Os poucos quarteirões que ainda se mantêm inteiros, como o do Mabílio de Albuquerque (que se destaca pelo cuidado que o seu proprietário dedica à preservação do edifício centenário), ou o do Elinga Teatro, já apresentam sinais de que, excepto se algo se faça urgentemente, acabarão por ter o destino de tantos outros espaços sacrificados à ideologia arquitectónica do novo-riquismo sem gosto, que nos assola.
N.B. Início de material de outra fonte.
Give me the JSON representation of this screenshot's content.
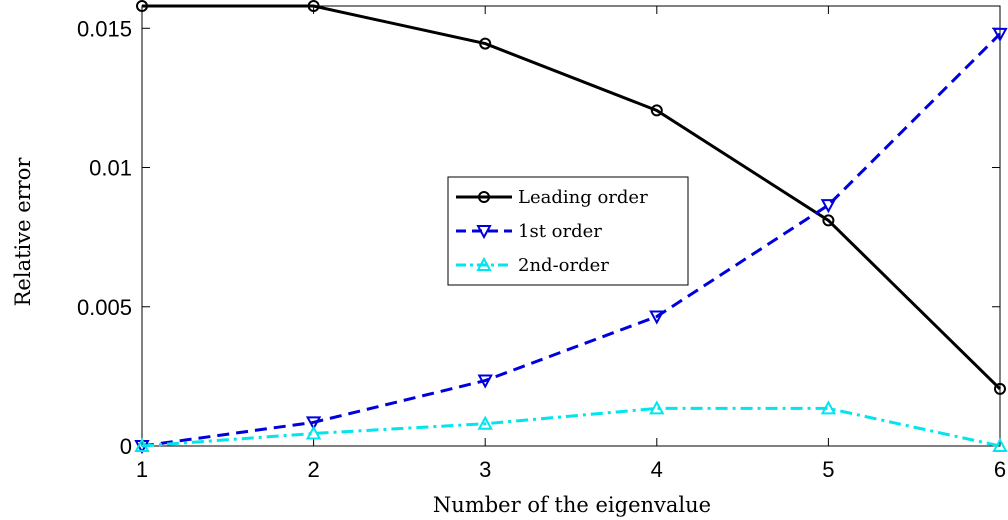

Os passeios são caminhos que só não são lúgubres porque o Sol, e a luz tão bela que nos propicia, consegue colorir as suas imperfeições, fazendo que o desmazelo com que são tratados - com frequentes crateras imprevistas, e ocupações anárquicas de vária ordem - acabe por ser disfarçado pela vida agitada que por eles transita, colorindo as dificuldades, como num quadro que retrata o sub-mundo tropical, que parece sempre menos dramático que o dos pobres nos países frios e sombrios. As nossas crianças pululam por esses passeios, junto com os jovens desempregados que procuram alguma ocupação, ou as mamãs que vendem o que podem para matar a fome aos transeuntes a preço mais razoável, garantindo, assim, o seu sustento e o dos seus. Infelizmente, a muitos dos petizes, não resta outra alternativa senão estender a mão, enquanto pronunciam a ladainha: "me dá só qualquer coisa. Tenho fome!". E não podemos deixar de ver nesses rostos um mundo de oportunidades perdidas. O retrato daquilo que está mal e que deveria ser corrigido.

Andar a pé pelos passeios da nossa cidade deveria ser exercício obrigatório para os nossos governantes, assim como a visita aos bairros periféricos e a deslocação às províncias por estrada, pois obter-se-iam informações mais precisas que as que se retiram dos refinados relatórios de onerosos consultores, que se leem em ambientes assépticos, no ar condicionado dos gabinetes, convenientemente isolados da realidade. Afinal, parece ter sido necessária uma breve viagem de comboio para se aferir as condições da ligação terrestre entre o Bungo e o Novo Aeroporto Internacional, que, por tardia, teve (que se saiba) como único resultado, mais uns decretos presidenciais a libertar umas centenas de milhões, certamente não previstos no OGE, para que, por adjudicação directa, se criem as condições não só para a circulação dos comboios, mas, certamente, também dos autocarros milionários que se vão adquirir contrariando as regras, desprezando os concessionários nacionais, e sem consulta pública.

É que a experiência de andar por Luanda tem ainda uma componente adicional característica: o inefável fedor que preenche a maioria dos seus recantos. Pois, com tanta gente na rua, sem casas-de-banho públicas, o que se poderia esperar?